To not call this a fight to “just show up to your appointments” and “do what you are told to do” doesn’t begin to describe our lives this year.
Today, six months to the day after diagnosis, Josh went back to school. I’m not there with him but I have a pretty clear idea of what it will be for him. He will be walking from class to class, slower than the two bells allow and getting there late. His friends will join him at his slow pace – using it as a platform for their own small act of rebellion. Even though I made his best friend promise to carry Joshua’s bag, I know Josh will be carrying it himself. He wont say anything but the bag is too heavy for him. By now (four hours in) his face will have taken on the drawn, sunken-cheek look which he gets when he’s tired or in pain. His wheelchair is waiting in reception if he needs it but that will stop him “feeling normal” so he’ll keep plodding on. And even though he’s slow and tired and probably in pain he will get in the car and tell me that today was “great.” And it was. It was a victory.
If we’d just done what we were told Josh would be dead. His first doctor told him he had two months to live. They sent him home, without treatment, to die. Initially Josh (and Shannon and I) did what the doctor told us. We accepted the prognosis.
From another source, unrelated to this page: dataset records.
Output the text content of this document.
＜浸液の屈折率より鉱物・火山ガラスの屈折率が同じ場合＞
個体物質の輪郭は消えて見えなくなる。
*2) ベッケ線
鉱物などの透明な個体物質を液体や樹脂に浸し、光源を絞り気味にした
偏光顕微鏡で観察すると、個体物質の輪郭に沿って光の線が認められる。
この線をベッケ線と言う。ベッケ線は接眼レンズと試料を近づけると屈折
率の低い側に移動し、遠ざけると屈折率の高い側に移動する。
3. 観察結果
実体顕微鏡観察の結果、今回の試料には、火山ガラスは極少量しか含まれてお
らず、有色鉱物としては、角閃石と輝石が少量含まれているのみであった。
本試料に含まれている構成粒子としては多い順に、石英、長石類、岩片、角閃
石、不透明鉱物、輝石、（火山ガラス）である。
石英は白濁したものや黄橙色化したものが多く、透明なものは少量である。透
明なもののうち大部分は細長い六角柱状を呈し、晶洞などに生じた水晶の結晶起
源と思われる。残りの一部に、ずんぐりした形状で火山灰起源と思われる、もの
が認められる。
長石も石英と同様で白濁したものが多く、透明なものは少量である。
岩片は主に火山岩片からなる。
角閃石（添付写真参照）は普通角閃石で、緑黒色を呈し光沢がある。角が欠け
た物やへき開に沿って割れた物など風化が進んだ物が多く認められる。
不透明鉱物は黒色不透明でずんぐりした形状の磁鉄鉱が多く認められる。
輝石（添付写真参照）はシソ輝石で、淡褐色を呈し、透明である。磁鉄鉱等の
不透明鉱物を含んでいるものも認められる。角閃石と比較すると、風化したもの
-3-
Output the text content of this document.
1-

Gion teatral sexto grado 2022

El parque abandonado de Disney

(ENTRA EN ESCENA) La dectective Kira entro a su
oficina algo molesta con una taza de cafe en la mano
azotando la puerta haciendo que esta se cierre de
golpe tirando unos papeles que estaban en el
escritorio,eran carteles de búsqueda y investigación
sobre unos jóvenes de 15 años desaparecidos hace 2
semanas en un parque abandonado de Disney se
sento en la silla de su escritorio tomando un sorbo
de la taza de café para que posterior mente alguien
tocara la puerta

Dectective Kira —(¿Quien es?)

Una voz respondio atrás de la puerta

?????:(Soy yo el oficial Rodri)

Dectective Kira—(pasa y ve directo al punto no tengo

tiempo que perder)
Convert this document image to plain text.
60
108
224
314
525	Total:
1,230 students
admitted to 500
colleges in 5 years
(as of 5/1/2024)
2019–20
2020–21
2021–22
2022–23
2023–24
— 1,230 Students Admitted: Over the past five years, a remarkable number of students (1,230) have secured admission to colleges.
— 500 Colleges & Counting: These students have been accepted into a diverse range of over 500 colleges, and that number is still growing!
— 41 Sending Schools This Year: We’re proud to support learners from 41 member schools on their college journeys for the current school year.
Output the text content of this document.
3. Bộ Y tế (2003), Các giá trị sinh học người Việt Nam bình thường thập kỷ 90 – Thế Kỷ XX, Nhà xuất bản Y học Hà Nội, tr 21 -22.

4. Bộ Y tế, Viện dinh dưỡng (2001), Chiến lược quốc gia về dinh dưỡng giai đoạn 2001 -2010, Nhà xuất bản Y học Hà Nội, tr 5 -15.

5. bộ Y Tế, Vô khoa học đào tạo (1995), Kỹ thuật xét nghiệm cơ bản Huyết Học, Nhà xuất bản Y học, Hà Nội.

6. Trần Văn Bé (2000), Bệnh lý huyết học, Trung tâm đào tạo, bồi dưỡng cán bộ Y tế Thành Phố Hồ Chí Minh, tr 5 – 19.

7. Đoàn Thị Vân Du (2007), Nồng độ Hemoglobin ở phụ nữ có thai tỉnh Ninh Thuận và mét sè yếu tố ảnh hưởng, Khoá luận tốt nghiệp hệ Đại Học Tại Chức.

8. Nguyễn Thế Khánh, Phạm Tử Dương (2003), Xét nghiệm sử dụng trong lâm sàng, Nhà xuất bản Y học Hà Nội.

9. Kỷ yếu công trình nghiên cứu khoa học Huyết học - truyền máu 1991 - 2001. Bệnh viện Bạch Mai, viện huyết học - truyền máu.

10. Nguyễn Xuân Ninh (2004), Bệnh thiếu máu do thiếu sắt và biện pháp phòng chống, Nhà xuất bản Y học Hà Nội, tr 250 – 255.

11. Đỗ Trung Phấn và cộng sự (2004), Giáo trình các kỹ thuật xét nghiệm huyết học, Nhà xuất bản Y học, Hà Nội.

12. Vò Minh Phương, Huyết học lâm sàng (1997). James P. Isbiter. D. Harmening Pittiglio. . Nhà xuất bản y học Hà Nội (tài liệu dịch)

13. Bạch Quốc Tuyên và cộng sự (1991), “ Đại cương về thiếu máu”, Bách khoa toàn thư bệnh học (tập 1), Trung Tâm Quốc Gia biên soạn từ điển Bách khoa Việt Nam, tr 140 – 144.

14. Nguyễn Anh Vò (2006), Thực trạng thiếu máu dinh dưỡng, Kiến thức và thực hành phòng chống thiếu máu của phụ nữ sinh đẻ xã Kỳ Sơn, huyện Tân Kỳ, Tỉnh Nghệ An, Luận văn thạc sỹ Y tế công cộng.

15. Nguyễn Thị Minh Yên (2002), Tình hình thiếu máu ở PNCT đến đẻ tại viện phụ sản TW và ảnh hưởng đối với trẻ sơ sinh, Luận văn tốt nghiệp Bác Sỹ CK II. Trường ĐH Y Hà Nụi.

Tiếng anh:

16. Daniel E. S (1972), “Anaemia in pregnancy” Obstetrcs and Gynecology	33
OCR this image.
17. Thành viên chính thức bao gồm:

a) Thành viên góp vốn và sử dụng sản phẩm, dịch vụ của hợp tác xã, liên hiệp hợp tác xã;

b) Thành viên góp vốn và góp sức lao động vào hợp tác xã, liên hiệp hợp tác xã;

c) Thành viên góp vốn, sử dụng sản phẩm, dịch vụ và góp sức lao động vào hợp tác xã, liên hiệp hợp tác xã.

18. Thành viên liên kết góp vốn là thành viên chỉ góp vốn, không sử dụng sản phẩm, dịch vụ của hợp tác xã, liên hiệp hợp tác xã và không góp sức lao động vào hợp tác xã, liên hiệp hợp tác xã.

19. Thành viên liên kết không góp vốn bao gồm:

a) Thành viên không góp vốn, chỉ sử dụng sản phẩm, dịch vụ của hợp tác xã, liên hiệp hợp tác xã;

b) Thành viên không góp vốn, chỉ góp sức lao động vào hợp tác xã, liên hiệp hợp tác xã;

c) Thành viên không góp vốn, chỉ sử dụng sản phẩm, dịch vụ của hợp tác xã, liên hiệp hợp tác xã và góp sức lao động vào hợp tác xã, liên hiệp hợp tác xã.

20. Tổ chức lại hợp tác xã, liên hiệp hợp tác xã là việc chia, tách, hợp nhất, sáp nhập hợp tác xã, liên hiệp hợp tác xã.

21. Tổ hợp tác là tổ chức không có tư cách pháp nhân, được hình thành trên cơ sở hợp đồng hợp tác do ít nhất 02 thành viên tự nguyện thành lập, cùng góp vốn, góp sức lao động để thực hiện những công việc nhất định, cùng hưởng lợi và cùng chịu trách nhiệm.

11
We went home.
And then Joshua’s best friend decided to fight cancer. He fought with his Mom (also a doctor). He stopped going to school. He stayed in his room. He accused of being a bad doctor. So she started reading oncology journals. And then she decided to fight cancer too. First she fought with the paediatric oncologist to get them to consider treatments. When she couldn’t get anywhere she fought with me to get Josh to a different doctor.
And then we fought to get an adult oncologist to treat a child.
And then Josh fought his way through six rounds on chemotherapy.
And then he fought his way out of wheelchair, back on to his feet and ultimately back to school.
And then he fought his way through three (soon to be four) surgeries.
And today we will go off and see if it’ll be possible to fight cancer using a new treatment which isn’t approved in this country yet.
We are tired. We are overwhelmed. We are often terrified. But dammit we are fighting.
Of course I believe it is a war and a war that I am prepared to get deep into the trenches to fight. Josh is my child. Of course I’m a bloody warrior and of course I will fight this fight with every joule of energy I can muster.
I refuse to be one of those timid souls who “know neither victory nor defeat.” I keep on fighting.